Govt moves to cut spending
In a move akin to desperate situations demand desperate measures, the Malawi Government has unveiled austerity measures aimed at cutting public spending and restoring fiscal discipline for the remainder of the 2025/26 financial year.
Unveiling the measures yesterday through a directive to all ministries, departments and agencies (MDAs), Chief Secretary to the Government Justin Saidi said the measures include a freeze on staff recruitment, suspension of promotions without Treasury approval and a full moratorium on the purchase of new government vehicles and other high-value assets.

He said fuel entitlements for Cabinet ministers, deputy ministers and senior public officers have also been cut by 30 percent as part of the cost-saving drive.
Further, under the new rules, foreign travel will be restricted, with all trips requiring presidential approval through the Chief Secretary as delegation sizes will be capped while donor-funded travel will not receive any government top-up allowances.
The government has also ordered MDAs to shift meetings and workshops to office premises or use virtual platforms to reduce travel-related costs.
Procurement processes will also now be strictly tied to quarterly Treasury allocations, with suppliers allowed to deliver goods and services only upon receiving Integrated Financial Management and Information System—generated Local Purchase Orders.
The government has also announced a review of all mining licences, revoking those idle for more than five years and a reduction in embassy staff to five officials.
In an interview yesterday, Minister of Finance, Economic Planning and Decentralisation Joseph Mwanamvekha said the measures are meant to reduce public expenditure and create more fiscal space for government to use for other important development priorities.
He said while the impact may not be immediate, the decision to cut expenditure has not been influenced by any donor or cooperating partner, but was rather seen as a necessary thing to do in the circumstances.
Said Mwanamvekha: “Eventually, there will be huge cuts on our expenditure and also these are not the only measures as we will take some administrative and economic measures as we are working on addressing both fiscal monetary and foreign exchange rate policies.
“This is also an indication that government of President Professor Arthur Peter Mutharika is serious about addressing the challenges that the Malawi economy is facing and ensure it is back on track.”
Compared to previous years, the government’s expenditure continues to grow at a faster pace of 35 percent than revenue at 21 percent.
In the 2025/26 fiscal year, total public expenditure is pegged at K8.1 trillion, an equivalent of 31.1 percent of gross domestic product (GDP) against revenues and grants of K5.6 trillion or 21.5 percent of GDP.
This translates to a budget deficit of K2.5 trillion (9.6 percent of GDP), which is 1.2 times higher than K2.1 trillion incurred in 2024/25.
Budget deficits are contributing to the growth of total public debt, which stood at K16.2 trillion as of September 2024.
The increase in budget deficit has largely been driven by statutory expenses, notably wages and salaries, public debt interest payments and pensions.
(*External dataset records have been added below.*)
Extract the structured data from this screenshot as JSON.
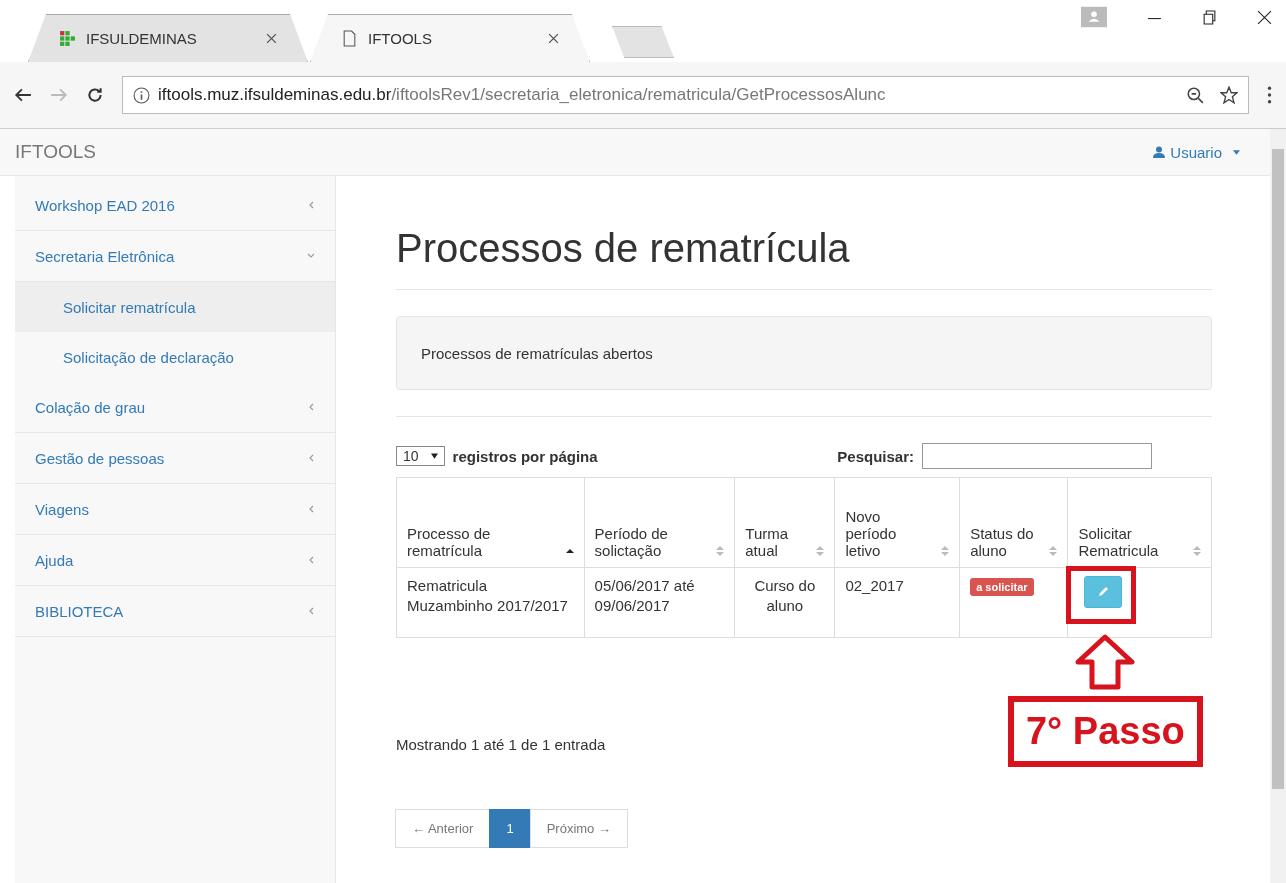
{
  "browser": {
    "tabs": [
      {
        "title": "IFSULDEMINAS",
        "selected": false,
        "kind": "site"
      },
      {
        "title": "IFTOOLS",
        "selected": true,
        "kind": "page"
      }
    ],
    "address": {
      "domain": "iftools.muz.ifsuldeminas.edu.br",
      "path": "/iftoolsRev1/secretaria_eletronica/rematricula/GetProcessosAlunc"
    }
  },
  "navbar": {
    "brand": "IFTOOLS",
    "user": "Usuario"
  },
  "sidebar": {
    "items": [
      {
        "label": "Workshop EAD 2016",
        "expanded": false
      },
      {
        "label": "Secretaria Eletrônica",
        "expanded": true,
        "children": [
          {
            "label": "Solicitar rematrícula",
            "selected": true
          },
          {
            "label": "Solicitação de declaração",
            "selected": false
          }
        ]
      },
      {
        "label": "Colação de grau",
        "expanded": false
      },
      {
        "label": "Gestão de pessoas",
        "expanded": false
      },
      {
        "label": "Viagens",
        "expanded": false
      },
      {
        "label": "Ajuda",
        "expanded": false
      },
      {
        "label": "BIBLIOTECA",
        "expanded": false
      }
    ]
  },
  "page": {
    "title": "Processos de rematrícula",
    "panel": "Processos de rematrículas abertos",
    "length": {
      "value": "10",
      "label": "registros por página"
    },
    "search": {
      "label": "Pesquisar:"
    },
    "table": {
      "columns": [
        {
          "label": "Processo de rematrícula",
          "sorted": true
        },
        {
          "label": "Período de solictação",
          "sorted": false
        },
        {
          "label": "Turma atual",
          "sorted": false
        },
        {
          "label": "Novo período letivo",
          "sorted": false
        },
        {
          "label": "Status do aluno",
          "sorted": false
        },
        {
          "label": "Solicitar Rematricula",
          "sorted": false
        }
      ],
      "rows": [
        {
          "process": "Rematricula Muzambinho 2017/2017",
          "period": "05/06/2017 até 09/06/2017",
          "class": "Curso do aluno",
          "new_period": "02_2017",
          "status": "a solicitar"
        }
      ]
    },
    "info": "Mostrando 1 até 1 de 1 entrada",
    "pagination": [
      {
        "label": "← Anterior",
        "selected": false
      },
      {
        "label": "1",
        "selected": true
      },
      {
        "label": "Próximo →",
        "selected": false
      }
    ]
  },
  "annotation": {
    "label": "7° Passo"
  }
}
They have collectively increased by 33 per cent from the 2024/25 budget.
Together, statutory payments absorb 89 percent of domestic revenue and 33.2 percent of total government expenditure in 2025/26 financial year.
During the year under review, wages and salaries are estimated at K1.53 trillion, representing an increase of 20 percent from a 2024-25 revised figure of K1.28 trillion. The increase is mainly on account of salary adjustment and recruitments.
Ironically, a Unicef analysis showed that the Malawi Government is spending more on public debt servicing surpassing the combined share allocated to education and health since 2024/25.
Debt servicing costs increased by 1.5 times from K1.4 trillion in 2024/25 to K2.2 trillion in 2025/26, absorbing 50 per cent of domestic revenue and 27 percent of total government expenditure compared to education (16.6 percent), health (9.5 per cent) and social protection (2.7 percent).
In a separate interview, Economics Association of Malawi president Bertha Bangara-Chikadza yesterday welcomed the government’s decision to suspend recruitment and reduce external travel, saying it is a right austerity measure to control expenditure and the recurrent budget which has been growing over the years.
She said if fully implemented, the measures could help improve the fiscus by reducing growth of recurrent expenditures and easing pressure on the budget, which could help reduce government consumption and limit domestic borrowing, contributing to overall macroeconomic stability.
Said Bangara-Chikadza: “Suspending recruitment of extra people may stop the wage bill from increasing and give time to the government to make investments in other productive sectors and create more space for recruitment with available resources.
“However, implementation must not affect service delivery in critical sectors such as the health and education sectors.”
Economist Bond Mtembezeka said given the fiscal pressures from public debt and inflation, these measures are welcome and have come at the right time.
“Of course, priority should go to recruitment of key and strategic personnel,”he said.
In May this year, the International Monetary Fund (IMF) maintained that poor fiscal discipline cost Malawi the four-year $175 million (about K306 billion) Extended Credit Facility (ECF) which automatically terminated due to lack of review.
The IMF argued that fiscal discipline proved difficult to maintain in the current environment due to elevated spending pressures and insufficient revenue mobilisation efforts.